ETH Will Continue to Surge with New Logic
Global asset management giant BlackRock is secretly boosting Ethereum! In its tokenized government bond fund BUIDL (with a scale of $2.9 billion), 92% of the money ($2.68 billion) is directly held in Ethereum. More critically, BlackRock holds $1 trillion in short-term bonds, and the on-chain ratio is currently less than 0.3%, leaving significant future potential akin to a 'gold mine'.
But here’s the problem: Ethereum's current security line is weak!

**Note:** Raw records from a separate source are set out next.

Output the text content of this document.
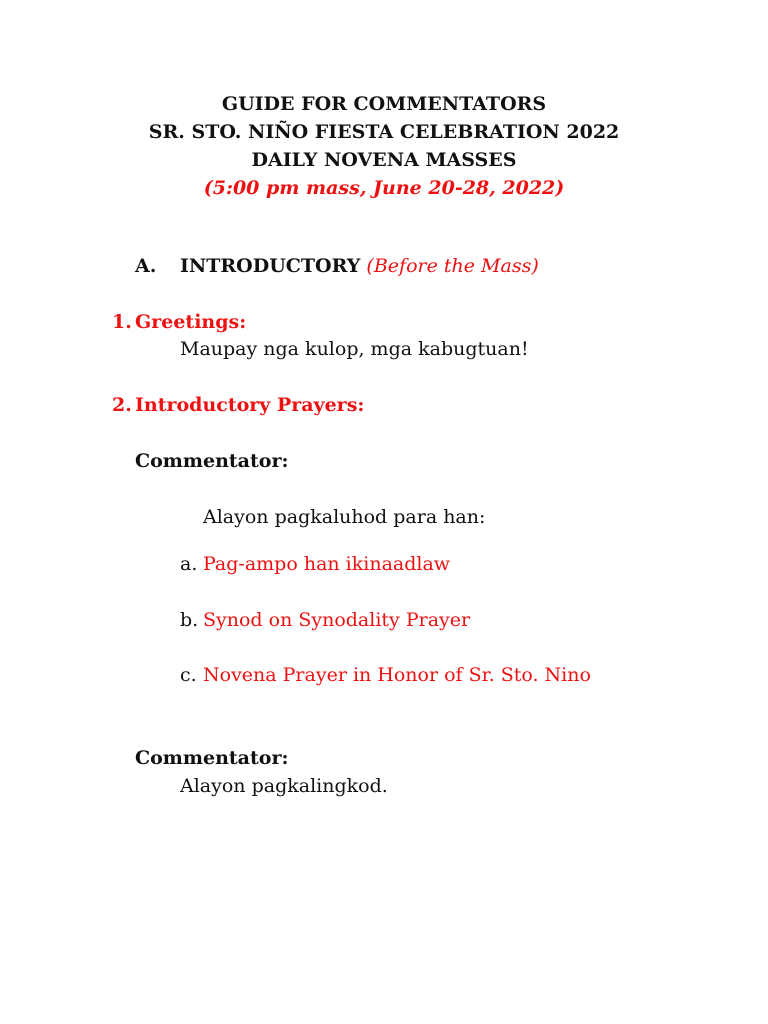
GUIDE FOR COMMENTATORS
SR. STO. NIÑO FIESTA CELEBRATION 2022
DAILY NOVENA MASSES
(5:00 pm mass, June 20-28, 2022)
A. INTRODUCTORY (Before the Mass)
1. Greetings:
Maupay nga kulop, mga kabugtuan!
2. Introductory Prayers:
Commentator:
Alayon pagkaluhod para han:
a. Pag-ampo han ikinaadlaw
b. Synod on Synodality Prayer
c. Novena Prayer in Honor of Sr. Sto. Nino
Commentator:
Alayon pagkalingkod.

As a POS chain, 34.65 million ETH is staked (accounting for 30% of the total), but hackers only need to spend $31.5 billion to control the network—this amount is even less than what BlackRock has deposited ($2.68 billion).

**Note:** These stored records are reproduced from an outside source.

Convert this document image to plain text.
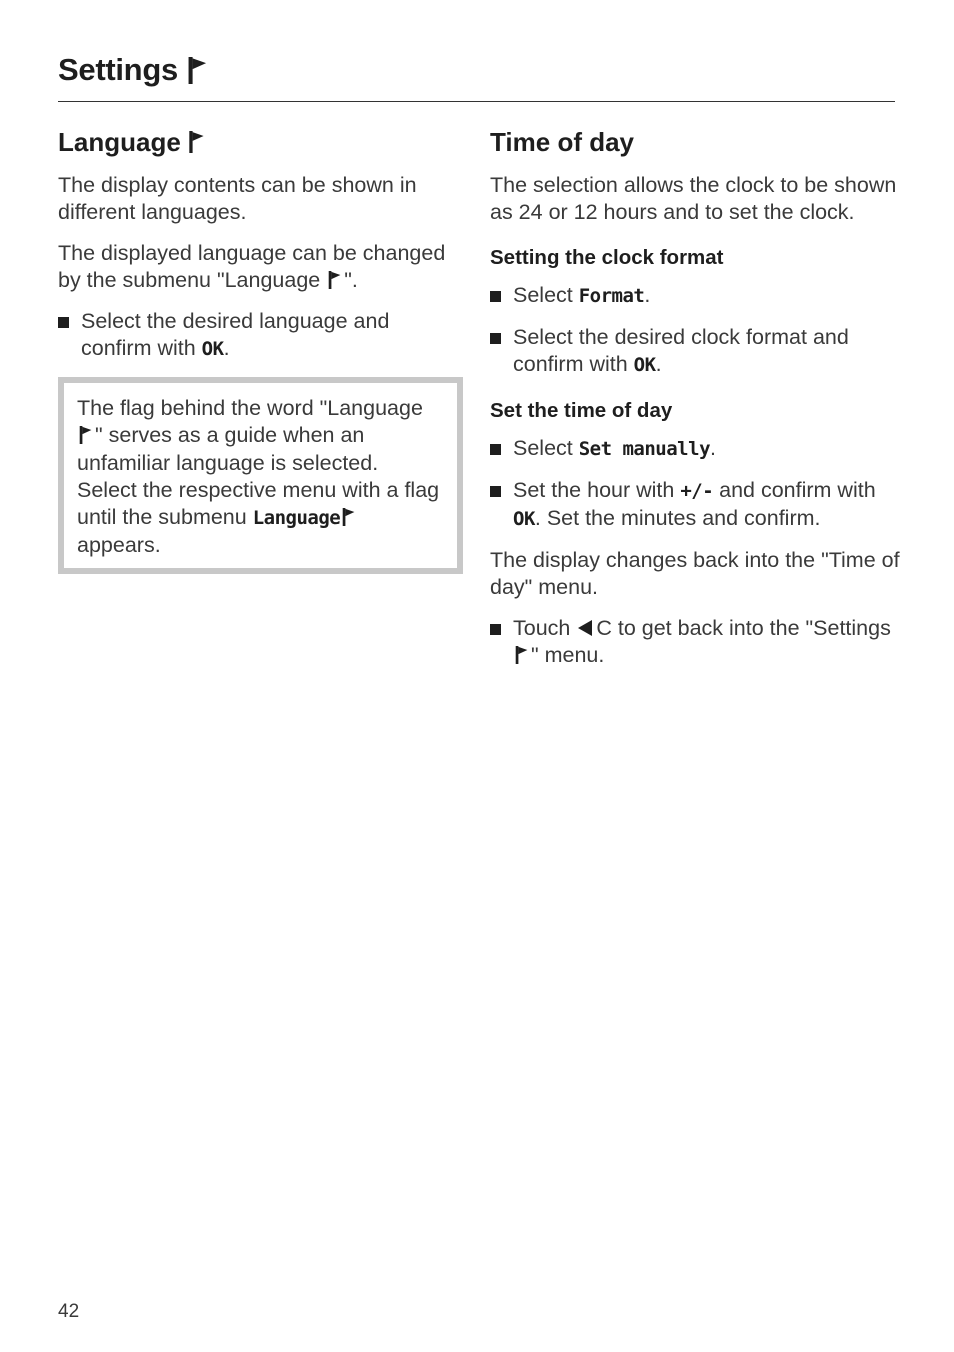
Settings
Language

The display contents can be shown in different languages.

The displayed language can be changed by the submenu "Language ".

Select the desired language and confirm with OK.
The flag behind the word "Language " serves as a guide when an unfamiliar language is selected.
Select the respective menu with a flag until the submenu Language appears.
Time of day

The selection allows the clock to be shown as 24 or 12 hours and to set the clock.

Setting the clock format
Select Format.
Select the desired clock format and confirm with OK.
Set the time of day
Select Set manually.
Set the hour with +/- and confirm with OK. Set the minutes and confirm.

The display changes back into the "Time of day" menu.

Touch C to get back into the "Settings " menu.
42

BlackRock's little calculation:
Madly issue Ethereum ETFs, buy up ETH to drive prices higher; pressure regulators to approve 'staked ETFs', directly controlling more ETH staking rights; ultimate goal: lock vast traditional assets with the ETH network, causing the scale of on-chain government bonds to skyrocket.
Conclusion: If ETH doesn't rise, BlackRock's $2.68 billion becomes a 'live target'. This marriage of traditional giants and blockchain may be the most hardcore fuel for this round of the bull market.